No shit it's the most beloved Dragon Quest in Japan, or that people skipped work to play it; DQ3 was revolutionary back then and still serves as a gold standard for the genre to this day, putting JRPGs that released console generations ahead of it to shame with its scope. It's full of firsts for the genre, series, and video games as a whole, and playing it today I'm just astonished by how much shit (really good shit, mind you) they put into an NES cartridge, especially after DQ2.

Once you get the ship it's practically an open-world NES game, which sounds like a recipe for disaster - except NPCs actually tell you where to go. Shocking for the time, I know. Just sailing around looking for new towns creates this sense of adventure and discovery that honestly might be unmatched even by later DQ entries, and it's even cooler that you get to explore with self inserts of you and your friends.

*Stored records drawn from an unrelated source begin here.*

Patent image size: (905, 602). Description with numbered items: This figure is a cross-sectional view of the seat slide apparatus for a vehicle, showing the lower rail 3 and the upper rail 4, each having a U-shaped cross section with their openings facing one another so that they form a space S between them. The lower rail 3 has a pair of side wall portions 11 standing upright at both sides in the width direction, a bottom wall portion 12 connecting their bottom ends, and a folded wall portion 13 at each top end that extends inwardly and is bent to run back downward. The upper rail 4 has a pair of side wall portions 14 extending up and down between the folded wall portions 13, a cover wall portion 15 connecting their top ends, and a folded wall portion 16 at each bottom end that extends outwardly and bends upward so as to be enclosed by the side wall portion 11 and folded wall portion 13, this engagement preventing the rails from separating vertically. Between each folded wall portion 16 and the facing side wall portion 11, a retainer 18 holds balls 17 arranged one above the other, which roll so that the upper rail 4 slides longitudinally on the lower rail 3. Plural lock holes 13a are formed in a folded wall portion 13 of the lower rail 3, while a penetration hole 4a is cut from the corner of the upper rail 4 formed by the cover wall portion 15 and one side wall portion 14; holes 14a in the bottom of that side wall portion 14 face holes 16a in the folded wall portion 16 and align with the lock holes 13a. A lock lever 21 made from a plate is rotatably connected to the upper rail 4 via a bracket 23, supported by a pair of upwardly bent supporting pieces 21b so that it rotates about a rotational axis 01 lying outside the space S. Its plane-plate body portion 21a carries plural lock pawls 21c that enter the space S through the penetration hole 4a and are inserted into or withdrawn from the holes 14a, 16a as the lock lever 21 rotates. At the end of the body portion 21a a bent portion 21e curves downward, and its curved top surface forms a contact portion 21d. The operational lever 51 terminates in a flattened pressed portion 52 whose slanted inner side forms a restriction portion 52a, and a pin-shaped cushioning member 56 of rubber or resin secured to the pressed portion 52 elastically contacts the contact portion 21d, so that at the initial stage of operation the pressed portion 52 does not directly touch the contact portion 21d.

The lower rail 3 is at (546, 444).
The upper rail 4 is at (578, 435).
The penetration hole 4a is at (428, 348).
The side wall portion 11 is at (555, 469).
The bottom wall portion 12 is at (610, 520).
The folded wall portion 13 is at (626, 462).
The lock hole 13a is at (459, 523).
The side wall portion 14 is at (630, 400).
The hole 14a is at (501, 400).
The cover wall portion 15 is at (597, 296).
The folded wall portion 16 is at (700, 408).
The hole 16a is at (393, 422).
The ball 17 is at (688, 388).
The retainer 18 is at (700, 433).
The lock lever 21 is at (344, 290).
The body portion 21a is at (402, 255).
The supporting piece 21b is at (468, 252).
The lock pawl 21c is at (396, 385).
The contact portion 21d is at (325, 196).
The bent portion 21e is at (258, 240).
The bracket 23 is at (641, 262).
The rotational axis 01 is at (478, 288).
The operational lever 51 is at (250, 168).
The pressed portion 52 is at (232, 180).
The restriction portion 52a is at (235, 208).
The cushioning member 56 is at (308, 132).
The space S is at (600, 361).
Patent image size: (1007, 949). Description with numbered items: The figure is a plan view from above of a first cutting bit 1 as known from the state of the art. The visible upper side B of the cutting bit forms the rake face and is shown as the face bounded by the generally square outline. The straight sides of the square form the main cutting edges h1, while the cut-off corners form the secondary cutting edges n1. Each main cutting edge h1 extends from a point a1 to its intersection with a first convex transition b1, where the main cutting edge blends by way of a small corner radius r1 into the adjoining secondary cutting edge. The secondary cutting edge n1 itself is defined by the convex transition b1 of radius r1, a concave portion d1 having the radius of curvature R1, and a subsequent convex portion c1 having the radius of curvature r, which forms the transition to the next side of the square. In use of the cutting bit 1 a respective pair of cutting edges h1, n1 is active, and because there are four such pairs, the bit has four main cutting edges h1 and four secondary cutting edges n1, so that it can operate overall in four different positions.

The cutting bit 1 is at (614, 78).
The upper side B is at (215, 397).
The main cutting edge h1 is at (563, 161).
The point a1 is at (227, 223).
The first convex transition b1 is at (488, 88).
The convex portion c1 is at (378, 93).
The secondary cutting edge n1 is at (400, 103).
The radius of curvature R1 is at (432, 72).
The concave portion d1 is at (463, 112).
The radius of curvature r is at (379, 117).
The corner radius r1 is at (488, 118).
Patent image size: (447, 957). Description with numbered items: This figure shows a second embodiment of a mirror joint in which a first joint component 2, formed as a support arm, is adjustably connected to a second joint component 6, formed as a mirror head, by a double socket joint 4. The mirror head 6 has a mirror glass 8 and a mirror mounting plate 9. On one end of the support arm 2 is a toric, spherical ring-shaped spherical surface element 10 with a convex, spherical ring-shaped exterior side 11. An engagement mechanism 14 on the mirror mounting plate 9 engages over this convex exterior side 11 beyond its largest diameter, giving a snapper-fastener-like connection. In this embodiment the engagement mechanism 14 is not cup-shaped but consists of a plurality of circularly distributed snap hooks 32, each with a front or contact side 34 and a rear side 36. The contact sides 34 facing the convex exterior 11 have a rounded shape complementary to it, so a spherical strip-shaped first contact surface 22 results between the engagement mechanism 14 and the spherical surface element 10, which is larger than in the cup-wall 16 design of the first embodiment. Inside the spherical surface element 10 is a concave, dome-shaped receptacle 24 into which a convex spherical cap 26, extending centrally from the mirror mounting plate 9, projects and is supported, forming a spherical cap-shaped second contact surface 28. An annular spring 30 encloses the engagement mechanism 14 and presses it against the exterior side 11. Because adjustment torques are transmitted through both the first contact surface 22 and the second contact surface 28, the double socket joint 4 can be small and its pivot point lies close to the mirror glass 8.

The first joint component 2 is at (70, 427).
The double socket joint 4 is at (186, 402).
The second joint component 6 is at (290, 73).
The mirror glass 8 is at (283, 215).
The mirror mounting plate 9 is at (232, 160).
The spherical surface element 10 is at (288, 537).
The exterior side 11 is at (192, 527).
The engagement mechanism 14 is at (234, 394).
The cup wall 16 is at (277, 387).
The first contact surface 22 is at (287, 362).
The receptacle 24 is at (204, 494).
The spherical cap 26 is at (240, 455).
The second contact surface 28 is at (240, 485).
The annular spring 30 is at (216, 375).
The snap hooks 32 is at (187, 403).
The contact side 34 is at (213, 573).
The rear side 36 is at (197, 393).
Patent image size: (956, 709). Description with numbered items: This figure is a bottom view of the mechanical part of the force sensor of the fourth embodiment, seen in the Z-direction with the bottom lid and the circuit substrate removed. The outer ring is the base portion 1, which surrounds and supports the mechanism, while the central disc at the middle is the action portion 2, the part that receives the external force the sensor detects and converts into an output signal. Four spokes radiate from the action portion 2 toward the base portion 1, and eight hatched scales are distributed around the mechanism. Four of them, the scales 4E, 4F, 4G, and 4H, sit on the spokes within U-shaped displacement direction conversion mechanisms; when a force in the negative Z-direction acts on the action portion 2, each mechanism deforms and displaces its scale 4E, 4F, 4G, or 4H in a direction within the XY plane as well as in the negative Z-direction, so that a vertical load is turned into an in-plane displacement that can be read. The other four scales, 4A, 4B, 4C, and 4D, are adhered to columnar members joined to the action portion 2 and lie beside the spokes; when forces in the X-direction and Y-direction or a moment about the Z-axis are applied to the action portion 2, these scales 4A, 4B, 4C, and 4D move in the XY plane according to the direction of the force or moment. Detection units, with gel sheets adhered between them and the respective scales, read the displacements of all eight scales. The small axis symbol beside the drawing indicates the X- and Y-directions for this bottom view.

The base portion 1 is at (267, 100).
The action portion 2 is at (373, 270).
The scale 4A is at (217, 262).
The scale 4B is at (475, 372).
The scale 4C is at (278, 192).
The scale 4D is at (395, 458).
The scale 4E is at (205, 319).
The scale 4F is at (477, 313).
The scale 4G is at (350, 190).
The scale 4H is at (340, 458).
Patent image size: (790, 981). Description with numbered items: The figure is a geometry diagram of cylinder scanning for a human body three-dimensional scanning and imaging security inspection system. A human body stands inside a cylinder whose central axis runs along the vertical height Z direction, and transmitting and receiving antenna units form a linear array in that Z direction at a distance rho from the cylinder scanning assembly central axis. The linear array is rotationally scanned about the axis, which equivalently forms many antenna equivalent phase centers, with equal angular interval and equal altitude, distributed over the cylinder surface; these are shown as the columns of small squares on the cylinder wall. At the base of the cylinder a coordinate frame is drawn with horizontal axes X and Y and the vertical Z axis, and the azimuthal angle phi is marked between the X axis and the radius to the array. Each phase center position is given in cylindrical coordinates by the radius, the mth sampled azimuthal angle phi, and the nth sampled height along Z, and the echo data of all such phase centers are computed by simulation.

It actually feels like a world that's lived in, at least as far as NES JRPGs go, with NPCs singing praises of Ortega's exploits, living in fear of Baramos, talking about their lives. Yeah, NPC dialogue serves to do more than just tell you where to go next - another rarity for the time. Couple all of this with its surprisingly deep class system and you might just have a near perfect DnD/tabletop-like JRPG. Insanely good all around, not just by NES standards. JRPG fans should be obligated to play any version.